A las 15 semanas de embarazo, es posible que notes un cambio gradual en tus aversiones alimentarias, que a menudo alcanzan su punto máximo durante el primer trimestre. Si bien es común que alrededor del 60% de los embarazos experimenten aversiones a ciertos alimentos, esta etapa de la gestación puede marcar el inicio de su disminución, a medida que los cambios hormonales se estabilizan y tu cuerpo se adapta a la mitad del embarazo.
Estas aversiones, que pueden incluir alimentos como el café, la carne, los huevos, el ajo o las comidas picantes, así como olores fuertes, son una respuesta fascinante de tu cuerpo. La evidencia sugiere que podrían ser un mecanismo protector natural, desarrollado para salvaguardar tu bienestar y el de tu bebé durante el período más vulnerable del desarrollo. Es una forma en que tu cuerpo te guía hacia lo que podría ser más seguro o mejor tolerado en este momento.

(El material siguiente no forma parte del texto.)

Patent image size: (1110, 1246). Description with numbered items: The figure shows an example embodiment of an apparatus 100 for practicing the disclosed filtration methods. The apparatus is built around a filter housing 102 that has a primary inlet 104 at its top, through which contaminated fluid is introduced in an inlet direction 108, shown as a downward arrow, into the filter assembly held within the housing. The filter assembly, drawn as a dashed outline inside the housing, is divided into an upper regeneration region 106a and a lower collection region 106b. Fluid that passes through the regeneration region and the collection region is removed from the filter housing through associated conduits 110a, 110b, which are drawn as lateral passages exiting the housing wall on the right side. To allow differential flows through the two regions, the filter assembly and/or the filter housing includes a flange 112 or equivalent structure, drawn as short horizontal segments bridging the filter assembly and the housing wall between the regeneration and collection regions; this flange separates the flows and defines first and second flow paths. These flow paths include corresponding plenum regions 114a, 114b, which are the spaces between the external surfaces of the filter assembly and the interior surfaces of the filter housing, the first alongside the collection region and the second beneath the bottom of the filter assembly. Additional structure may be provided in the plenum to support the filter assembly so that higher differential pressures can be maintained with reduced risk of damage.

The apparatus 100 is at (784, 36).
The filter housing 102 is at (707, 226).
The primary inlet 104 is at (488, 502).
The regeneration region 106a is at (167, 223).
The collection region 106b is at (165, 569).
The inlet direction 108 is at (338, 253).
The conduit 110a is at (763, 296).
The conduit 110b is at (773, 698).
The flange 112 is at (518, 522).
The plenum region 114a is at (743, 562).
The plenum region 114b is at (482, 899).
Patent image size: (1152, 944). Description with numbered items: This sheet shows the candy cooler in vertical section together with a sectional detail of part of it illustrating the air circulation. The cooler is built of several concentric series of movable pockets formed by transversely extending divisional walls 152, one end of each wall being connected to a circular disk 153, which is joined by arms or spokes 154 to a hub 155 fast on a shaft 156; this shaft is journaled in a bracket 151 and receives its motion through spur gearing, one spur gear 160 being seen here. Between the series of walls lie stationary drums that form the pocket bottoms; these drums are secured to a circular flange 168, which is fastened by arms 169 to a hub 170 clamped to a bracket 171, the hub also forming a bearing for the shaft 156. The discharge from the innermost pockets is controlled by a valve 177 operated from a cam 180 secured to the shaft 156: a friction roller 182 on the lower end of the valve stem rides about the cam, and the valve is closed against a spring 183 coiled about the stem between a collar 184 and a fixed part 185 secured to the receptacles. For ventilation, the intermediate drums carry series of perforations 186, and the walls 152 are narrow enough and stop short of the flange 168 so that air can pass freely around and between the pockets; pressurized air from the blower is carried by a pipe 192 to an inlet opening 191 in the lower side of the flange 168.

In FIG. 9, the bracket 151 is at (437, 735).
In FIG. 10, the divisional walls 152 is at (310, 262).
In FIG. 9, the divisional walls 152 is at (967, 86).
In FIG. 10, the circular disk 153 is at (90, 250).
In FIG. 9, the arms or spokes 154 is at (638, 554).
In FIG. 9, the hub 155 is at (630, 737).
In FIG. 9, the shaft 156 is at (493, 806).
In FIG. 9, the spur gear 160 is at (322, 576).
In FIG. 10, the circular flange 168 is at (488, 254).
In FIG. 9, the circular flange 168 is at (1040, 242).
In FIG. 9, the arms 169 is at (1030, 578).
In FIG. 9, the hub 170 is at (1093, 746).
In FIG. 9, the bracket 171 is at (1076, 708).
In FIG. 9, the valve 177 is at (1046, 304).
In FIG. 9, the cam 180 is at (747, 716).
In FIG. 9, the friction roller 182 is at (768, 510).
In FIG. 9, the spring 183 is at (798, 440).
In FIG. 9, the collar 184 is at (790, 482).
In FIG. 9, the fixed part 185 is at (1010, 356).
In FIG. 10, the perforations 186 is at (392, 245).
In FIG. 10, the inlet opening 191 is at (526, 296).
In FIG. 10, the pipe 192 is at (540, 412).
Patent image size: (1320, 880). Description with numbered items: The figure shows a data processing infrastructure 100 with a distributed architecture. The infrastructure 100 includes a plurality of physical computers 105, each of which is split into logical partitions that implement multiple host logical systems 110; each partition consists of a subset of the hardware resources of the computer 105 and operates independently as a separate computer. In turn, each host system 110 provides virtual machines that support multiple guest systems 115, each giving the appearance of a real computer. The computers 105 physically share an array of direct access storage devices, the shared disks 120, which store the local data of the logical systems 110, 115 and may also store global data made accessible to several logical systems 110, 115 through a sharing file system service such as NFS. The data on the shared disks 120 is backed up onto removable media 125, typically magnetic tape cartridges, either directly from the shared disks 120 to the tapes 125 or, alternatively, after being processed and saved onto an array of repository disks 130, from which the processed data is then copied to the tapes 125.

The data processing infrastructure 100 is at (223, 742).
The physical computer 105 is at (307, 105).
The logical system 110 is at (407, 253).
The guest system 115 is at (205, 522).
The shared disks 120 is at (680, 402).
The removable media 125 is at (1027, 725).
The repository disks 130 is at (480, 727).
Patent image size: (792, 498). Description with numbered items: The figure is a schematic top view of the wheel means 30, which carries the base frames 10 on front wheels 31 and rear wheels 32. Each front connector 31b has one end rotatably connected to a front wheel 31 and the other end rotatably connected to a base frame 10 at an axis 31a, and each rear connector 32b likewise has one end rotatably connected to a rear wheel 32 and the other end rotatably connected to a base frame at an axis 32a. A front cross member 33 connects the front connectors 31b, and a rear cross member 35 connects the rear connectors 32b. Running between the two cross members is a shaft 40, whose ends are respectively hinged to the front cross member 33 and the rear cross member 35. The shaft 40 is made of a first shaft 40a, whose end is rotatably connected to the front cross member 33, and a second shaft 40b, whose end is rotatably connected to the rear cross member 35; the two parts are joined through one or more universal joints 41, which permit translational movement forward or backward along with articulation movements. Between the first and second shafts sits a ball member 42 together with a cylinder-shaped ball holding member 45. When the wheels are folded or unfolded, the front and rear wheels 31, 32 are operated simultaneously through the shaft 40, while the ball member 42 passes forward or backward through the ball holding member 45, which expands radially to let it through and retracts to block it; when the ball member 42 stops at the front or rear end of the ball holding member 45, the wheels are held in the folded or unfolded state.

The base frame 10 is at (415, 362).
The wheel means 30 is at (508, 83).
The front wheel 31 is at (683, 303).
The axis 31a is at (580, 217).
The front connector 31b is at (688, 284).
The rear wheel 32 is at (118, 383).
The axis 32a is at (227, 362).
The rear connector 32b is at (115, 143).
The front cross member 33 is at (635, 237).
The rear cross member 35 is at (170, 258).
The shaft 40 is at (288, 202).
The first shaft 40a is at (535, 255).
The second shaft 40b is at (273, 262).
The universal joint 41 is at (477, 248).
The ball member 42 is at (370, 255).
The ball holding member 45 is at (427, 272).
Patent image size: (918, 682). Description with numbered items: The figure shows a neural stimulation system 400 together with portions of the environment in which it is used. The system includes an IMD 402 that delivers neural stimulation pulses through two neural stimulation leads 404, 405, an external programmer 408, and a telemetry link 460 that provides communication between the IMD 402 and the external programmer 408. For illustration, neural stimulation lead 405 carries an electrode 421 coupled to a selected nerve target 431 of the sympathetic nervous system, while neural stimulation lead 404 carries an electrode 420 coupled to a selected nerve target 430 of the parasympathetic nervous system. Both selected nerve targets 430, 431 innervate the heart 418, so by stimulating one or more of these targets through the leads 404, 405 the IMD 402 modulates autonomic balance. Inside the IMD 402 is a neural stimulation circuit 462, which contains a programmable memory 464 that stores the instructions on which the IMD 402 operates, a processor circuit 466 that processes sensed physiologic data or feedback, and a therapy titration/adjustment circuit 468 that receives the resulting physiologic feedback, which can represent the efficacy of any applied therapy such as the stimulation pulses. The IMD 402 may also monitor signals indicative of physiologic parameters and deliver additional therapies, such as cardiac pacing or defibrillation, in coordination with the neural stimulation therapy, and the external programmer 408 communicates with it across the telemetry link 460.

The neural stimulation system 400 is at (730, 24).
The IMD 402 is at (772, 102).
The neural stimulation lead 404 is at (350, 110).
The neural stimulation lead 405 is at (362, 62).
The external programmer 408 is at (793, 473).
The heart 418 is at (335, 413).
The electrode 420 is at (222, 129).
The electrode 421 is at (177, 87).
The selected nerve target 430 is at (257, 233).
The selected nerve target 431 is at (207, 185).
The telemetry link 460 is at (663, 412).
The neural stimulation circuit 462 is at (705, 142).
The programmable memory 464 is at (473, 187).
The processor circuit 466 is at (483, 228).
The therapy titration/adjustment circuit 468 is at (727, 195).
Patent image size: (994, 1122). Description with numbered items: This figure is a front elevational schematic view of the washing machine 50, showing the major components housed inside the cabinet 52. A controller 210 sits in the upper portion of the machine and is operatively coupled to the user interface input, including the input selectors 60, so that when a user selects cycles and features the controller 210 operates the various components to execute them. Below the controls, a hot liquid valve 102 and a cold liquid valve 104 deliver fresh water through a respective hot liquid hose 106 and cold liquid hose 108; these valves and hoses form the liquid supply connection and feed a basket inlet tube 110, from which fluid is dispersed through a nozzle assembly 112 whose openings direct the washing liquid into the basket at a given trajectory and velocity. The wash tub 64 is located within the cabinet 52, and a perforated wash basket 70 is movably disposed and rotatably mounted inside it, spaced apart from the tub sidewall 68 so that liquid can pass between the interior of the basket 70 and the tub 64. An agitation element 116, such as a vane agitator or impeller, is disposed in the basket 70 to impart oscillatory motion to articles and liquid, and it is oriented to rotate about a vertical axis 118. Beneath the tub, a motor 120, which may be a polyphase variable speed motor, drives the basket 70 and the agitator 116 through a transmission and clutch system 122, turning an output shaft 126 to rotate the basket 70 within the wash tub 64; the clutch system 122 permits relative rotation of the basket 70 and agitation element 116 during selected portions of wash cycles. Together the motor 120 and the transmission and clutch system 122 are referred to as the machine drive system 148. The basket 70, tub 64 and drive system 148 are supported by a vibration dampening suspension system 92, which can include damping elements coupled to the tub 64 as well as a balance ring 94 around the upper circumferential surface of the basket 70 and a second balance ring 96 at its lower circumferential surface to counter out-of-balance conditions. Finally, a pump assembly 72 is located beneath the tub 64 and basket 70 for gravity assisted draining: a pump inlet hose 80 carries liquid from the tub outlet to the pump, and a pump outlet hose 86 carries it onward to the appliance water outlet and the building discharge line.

Es importante recordar que, a corto plazo, estas aversiones no suelen causar preocupaciones nutricionales significativas. Para muchas personas, la capacidad de disfrutar de una dieta equilibrada regresa a medida que las aversiones se resuelven, a menudo en el segundo trimestre. Tu cuerpo es increíblemente adaptable, y hay muchas maneras de asegurar una ingesta adecuada de nutrientes incluso cuando algunos alimentos no te apetecen. Puedes explorar diferentes opciones y texturas, o sustituir alimentos con perfiles nutricionales similares.
La clave es escuchar a tu cuerpo y tomar decisiones informadas sobre lo que te sienta bien. Si las aversiones persisten y te impiden consumir grupos de alimentos enteros, una conversación con tu proveedor de atención médica puede ser muy útil para explorar estrategias nutricionales. Recuerda que tu proveedor es tu mejor recurso para tu situación específica y puede ofrecerte orientación personalizada para mantenerte nutrida y con confianza durante este período.